The company, which declined to comment on the rumors, has seen shares plummet 60% in 2015, making investors eager for a white knight. While Fortune could not immediately reach a spokesperson for Oprah Winfrey, CNNMoney reported that a representative for the star said the Avon rumor is “not true.”
Avon’s sales and profit have been hit for years by a combination of woes: an exodus of its Avon Ladies sales representatives as its direct selling model struggles to adapt to modern realities, a strong dollar hurting sales overseas, and intense competition in emerging markets like Brazil and Russia.
Shares have been on a roller coaster all year. Last spring, the Wall Street Journal reported the company was looking to sell its North American business, giving shares a bump. Last week they jumped after a Citigroup research note suggested the worst might be behind Avon. Its market cap is now $1.64 billion, compared to $24 billion at its all time peak in 2004.
Winfrey recently took a 10% stake in Weight Watchers for $43 million, which sent shares up 90% when it was announced. And the former talk show host, famous in part for her weight struggles, became an official participant in the weight-loss program.
The logic is less obvious with makeup and beauty products, especially given Avon’s dire straits. And it’s hard to imagine Winfrey getting hands-on in a fast declining business that many consider to be beyond repair.
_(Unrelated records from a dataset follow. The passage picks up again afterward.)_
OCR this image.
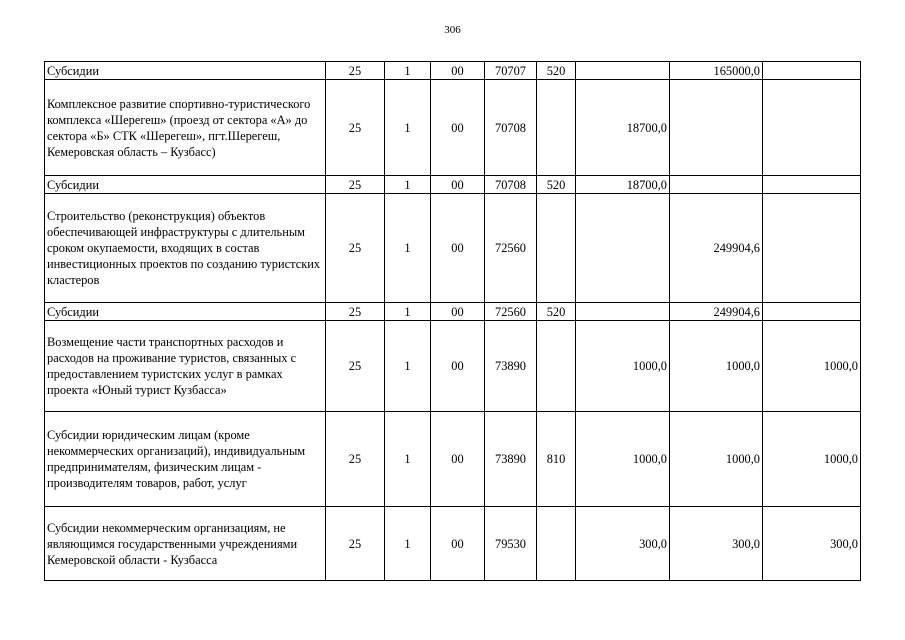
306
Субсидии	25	1	00	70707	520		165000,0	
Комплексное развитие спортивно-туристического комплекса «Шерегеш» (проезд от сектора «А» до сектора «Б» СТК «Шерегеш», пгт.Шерегеш, Кемеровская область – Кузбасс)	25	1	00	70708		18700,0		
Субсидии	25	1	00	70708	520	18700,0		
Строительство (реконструкция) объектов обеспечивающей инфраструктуры с длительным сроком окупаемости, входящих в состав инвестиционных проектов по созданию туристских кластеров	25	1	00	72560			249904,6	
Субсидии	25	1	00	72560	520		249904,6	
Возмещение части транспортных расходов и расходов на проживание туристов, связанных с предоставлением туристских услуг в рамках проекта «Юный турист Кузбасса»	25	1	00	73890		1000,0	1000,0	1000,0
Субсидии юридическим лицам (кроме некоммерческих организаций), индивидуальным предпринимателям, физическим лицам - производителям товаров, работ, услуг	25	1	00	73890	810	1000,0	1000,0	1000,0
Субсидии некоммерческим организациям, не являющимся государственными учреждениями Кемеровской области - Кузбасса	25	1	00	79530		300,0	300,0	300,0
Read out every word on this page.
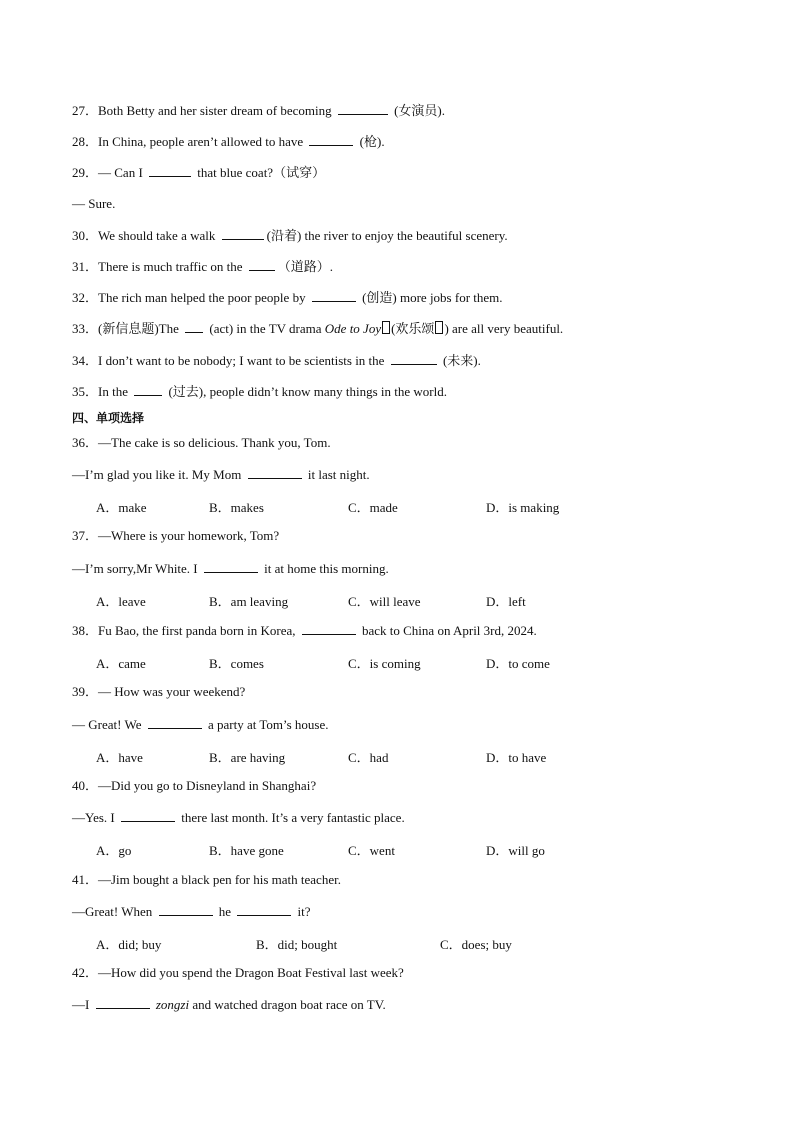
27．Both Betty and her sister dream of becoming	(女演员).
28．In China, people aren’t allowed to have	(枪).
29．— Can I	that blue coat?（试穿）
— Sure.
30．We should take a walk	(沿着) the river to enjoy the beautiful scenery.
31．There is much traffic on the	（道路）.
32．The rich man helped the poor people by	(创造) more jobs for them.
33．(新信息题)The (act) in the TV drama Ode to Joy (欢乐颂 ) are all very beautiful.
34．I don’t want to be nobody; I want to be scientists in the	(未来).
35．In the	(过去), people didn’t know many things in the world.
四、单项选择
36．—The cake is so delicious. Thank you, Tom.
—I’m glad you like it. My Mom	it last night.
A．make	B．makes	C．made	D．is making
37．—Where is your homework, Tom?
—I’m sorry,Mr White. I	it at home this morning.
A．leave	B．am leaving	C．will leave	D．left
38．Fu Bao, the first panda born in Korea,	back to China on April 3rd, 2024.
A．came	B．comes	C．is coming	D．to come
39．— How was your weekend?
— Great! We	a party at Tom’s house.
A．have	B．are having	C．had	D．to have
40．—Did you go to Disneyland in Shanghai?
—Yes. I	there last month. It’s a very fantastic place.
A．go	B．have gone	C．went	D．will go
41．—Jim bought a black pen for his math teacher.
—Great! When	he	it?
A．did; buy	B．did; bought	C．does; buy
42．—How did you spend the Dragon Boat Festival last week?
—I	zongzi and watched dragon boat race on TV.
Avon’s North American sales are less than half their 2007 levels, and its sales reps—without whom Avon can’t sell—are leaving in droves: Last quarter, their number fell 13%, continuing a years long decline.
Little relief is in sight: Wall Street analysts expect total Avon revenues to fall 5.3% to $6.78 billion. (In 2011, they hit an all-time high of $11.3 billion.) Avon is set to update Wall Street in January on its plan to finally revive the company after countless turnaround attempts.
Avon shareholders are still smarting from its rejection in 2012 of a $10 billion offer from Coty (COTY), and they’re so hungry for news of a lifeline that shares jump on rumors, whether or not they’re true: In June they soared when a Bulgarian man made a bogus takeover offer to profit on the stock’s rise.